Barcelona is a Mediterranean city with a mild climate. August, being generally a hot and humid month. Despite the fact that not everybody can go on holiday for the whole month, we are still a country that shuts down for the whole of August. And rests. Preparing for the start of a new season. This year many will be lying on the beach or on a terrace in the mountains with their homework done. Or at least they will have thought about it. That’s what we hope. As while the year is drawing to a close everything is still up in the air. What will happen to the Canodrom? To the Capella? To the Virreina? And to Macba? The Catalan minister for culture, Ferran Mascarell, announced at the beginning of July that there would be changes, that he was thinking about how to organise the whole context. While Jaume Ciurana, deputy mayor at the town hall in Barcelona, in an interview in El Pais and La Vanguardia placed Macba at the centre of all the decisions. Ciurana and Mascarell seem to be in agreement that the museum should mark the institutional discourse of the city, that it be important. The fact is that Barcelona can’t continue in stand-by. A few weeks ago we published a letter from the association of independent galleries of Catalonia (GIC) that quite rightly denounced the stalemate. And yes, they were right, curators, critics and artists run the risk of not finding outlets, of not being able to develop projects. Others also don’t have it easy. Whatever the situation, one has to press “ON”, once and for all.

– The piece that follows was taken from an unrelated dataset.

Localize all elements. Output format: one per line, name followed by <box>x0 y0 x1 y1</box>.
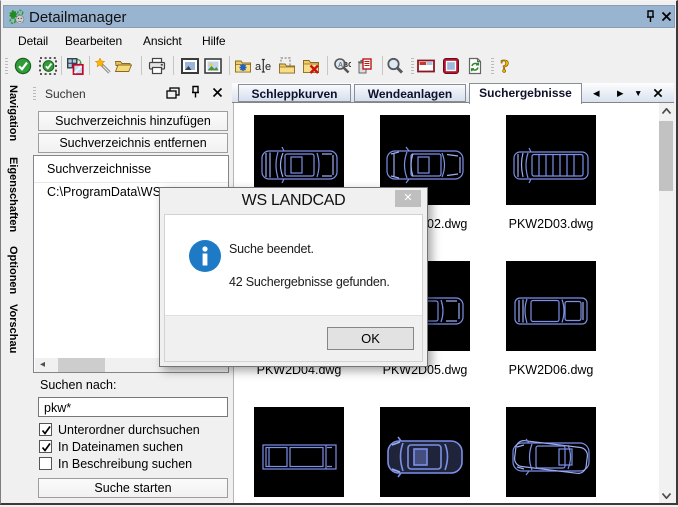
svg-text:e: e <box>265 61 271 73</box>
svg-text:a: a <box>255 61 262 73</box>
svg-text:?: ? <box>500 57 510 75</box>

For the time being to pass the time in August we leave you with four articles. One by Pilar Bonet that looks at the exhibition "La cuestión del paradigma" (The question of the paradigm) at the Panera in Lleida and another by Maite Garbayo Maeztu looking at the Àngels Ribé exhibition at Macba in Barcelona. On the other hand, Syd Krochmalny talks about the political complexities of the United States in relation to the work “Do You Have Time?” by Judi Werthein with Tomás Espina at the Aldrich Contemporary Art Museum in Connecticut and Marina Vives reflects on the state-nations present in the Venice Biennale.
With all the difficulties and dangers surrounding a curatorial project that explores the diffuse panorama of emerging art in our country, the exhibition presented by Manuel Segade at the Panera in Lleida is a singular exercise in cartography that lends itself to various readings and comments. Neither an official statement nor a promotional edition, the show is a critical outline that allows us to continue to think about the question of the paradigm.

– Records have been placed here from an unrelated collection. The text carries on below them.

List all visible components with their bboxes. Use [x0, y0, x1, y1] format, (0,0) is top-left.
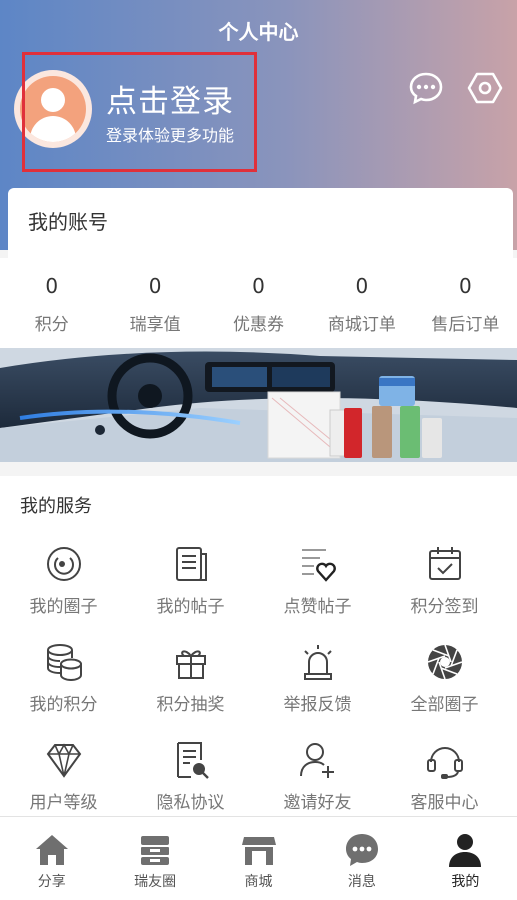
service-my-posts[interactable]: 我的帖子 [127, 542, 254, 640]
service-label: 举报反馈 [283, 695, 352, 715]
account-card: 我的账号 [8, 188, 513, 258]
box-icon [141, 836, 170, 865]
service-label: 积分签到 [410, 597, 479, 617]
stat-aftersale-orders[interactable]: 0 售后订单 [414, 258, 517, 348]
aperture-icon [427, 644, 462, 680]
add-user-icon [299, 743, 334, 778]
calendar-check-icon [428, 547, 461, 580]
services-grid: 我的圈子 我的帖子 点赞帖子 积分签到 我的积分 积分抽奖 举报反馈 全部圈子 … [0, 542, 517, 816]
store-icon [241, 837, 276, 865]
page-title: 个人中心 [218, 20, 299, 44]
service-my-circles[interactable]: 我的圈子 [0, 542, 127, 640]
bottom-tab-bar: 分享 瑞友圈 商城 消息 我的 [0, 816, 517, 900]
stat-value: 0 [45, 274, 59, 298]
service-user-level[interactable]: 用户等级 [0, 738, 127, 816]
service-label: 客服中心 [410, 793, 479, 813]
tab-mine[interactable]: 我的 [414, 817, 517, 900]
service-label: 用户等级 [29, 793, 98, 813]
account-stats: 0 积分 0 瑞享值 0 优惠券 0 商城订单 0 售后订单 [0, 258, 517, 348]
tab-label: 我的 [451, 874, 480, 890]
services-section: 我的服务 我的圈子 我的帖子 点赞帖子 积分签到 我的积分 积分抽奖 举报反馈 … [0, 476, 517, 816]
account-title: 我的账号 [28, 210, 108, 234]
file-lock-icon [176, 742, 209, 779]
car-interior-image [0, 348, 517, 462]
login-highlight-box [22, 52, 257, 172]
tab-messages[interactable]: 消息 [310, 817, 413, 900]
stat-shop-orders[interactable]: 0 商城订单 [310, 258, 413, 348]
user-icon [449, 834, 482, 867]
heart-list-icon [301, 549, 336, 582]
gift-icon [175, 650, 206, 679]
tab-circle[interactable]: 瑞友圈 [103, 817, 206, 900]
service-label: 我的帖子 [156, 597, 225, 617]
tab-label: 瑞友圈 [134, 874, 177, 890]
stat-ruixiang[interactable]: 0 瑞享值 [103, 258, 206, 348]
service-liked-posts[interactable]: 点赞帖子 [254, 542, 381, 640]
stat-label: 优惠券 [233, 315, 285, 335]
service-privacy[interactable]: 隐私协议 [127, 738, 254, 816]
service-invite[interactable]: 邀请好友 [254, 738, 381, 816]
tab-store[interactable]: 商城 [207, 817, 310, 900]
diamond-icon [46, 743, 81, 778]
stat-label: 积分 [34, 315, 69, 335]
service-support[interactable]: 客服中心 [381, 738, 508, 816]
circle-icon [46, 547, 81, 581]
stat-label: 商城订单 [327, 315, 396, 335]
tab-label: 分享 [37, 874, 66, 890]
service-lottery[interactable]: 积分抽奖 [127, 640, 254, 738]
alarm-icon [303, 645, 332, 680]
tab-label: 消息 [347, 874, 376, 890]
service-label: 邀请好友 [283, 793, 352, 813]
stat-value: 0 [148, 274, 162, 298]
message-icon[interactable] [408, 70, 444, 106]
tab-share[interactable]: 分享 [0, 817, 103, 900]
services-title: 我的服务 [20, 496, 92, 517]
service-label: 全部圈子 [410, 695, 479, 715]
promo-banner[interactable] [0, 348, 517, 462]
stat-value: 0 [355, 274, 369, 298]
coins-icon [46, 644, 82, 682]
service-checkin[interactable]: 积分签到 [381, 542, 508, 640]
service-report[interactable]: 举报反馈 [254, 640, 381, 738]
stat-label: 瑞享值 [129, 315, 181, 335]
chat-icon [345, 834, 378, 866]
service-label: 隐私协议 [156, 793, 225, 813]
service-label: 点赞帖子 [283, 597, 352, 617]
service-label: 我的积分 [29, 695, 98, 715]
service-my-points[interactable]: 我的积分 [0, 640, 127, 738]
service-label: 积分抽奖 [156, 695, 225, 715]
tab-label: 商城 [244, 874, 273, 890]
stat-coupons[interactable]: 0 优惠券 [207, 258, 310, 348]
service-label: 我的圈子 [29, 597, 98, 617]
stat-points[interactable]: 0 积分 [0, 258, 103, 348]
document-icon [175, 547, 207, 581]
stat-value: 0 [252, 274, 265, 298]
headset-icon [426, 747, 463, 779]
home-icon [35, 835, 68, 865]
stat-label: 售后订单 [431, 315, 500, 335]
stat-value: 0 [458, 274, 472, 298]
service-all-circles[interactable]: 全部圈子 [381, 640, 508, 738]
settings-icon[interactable] [467, 70, 503, 106]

Bit by bit MACBA is slowly revising the work of artists linked to what has been called Catalan conceptualism. Now it is the turn of Àngels Ribé. An artist surrounded by a certain mythical aura for the little known about her. The revision of artistic practices in the seventies seems necessary once more, given their actuality and as it makes it possible to establish parallels between artists from different latitudes.
“Do you have time?” gives a voice to those who usually don’t have one. Segregated in the streets and flattened by the conditions of late capitalism, they don’t generally enter museums or even give their opinion. A homeless David Kleinman relates his own vision of the history of the USA. A revision that is immediately labelled Marxist. Especially when it comes from an Argentine artist who dares to talk about the USA.
The distribution according to country, of part of the exhibition space at the Venice Biennale, is the origin for a political reflection on the mythical Biennale. The title that binds this edition together also begs another consideration: which “nations” are the ones that illuminate this Biennale?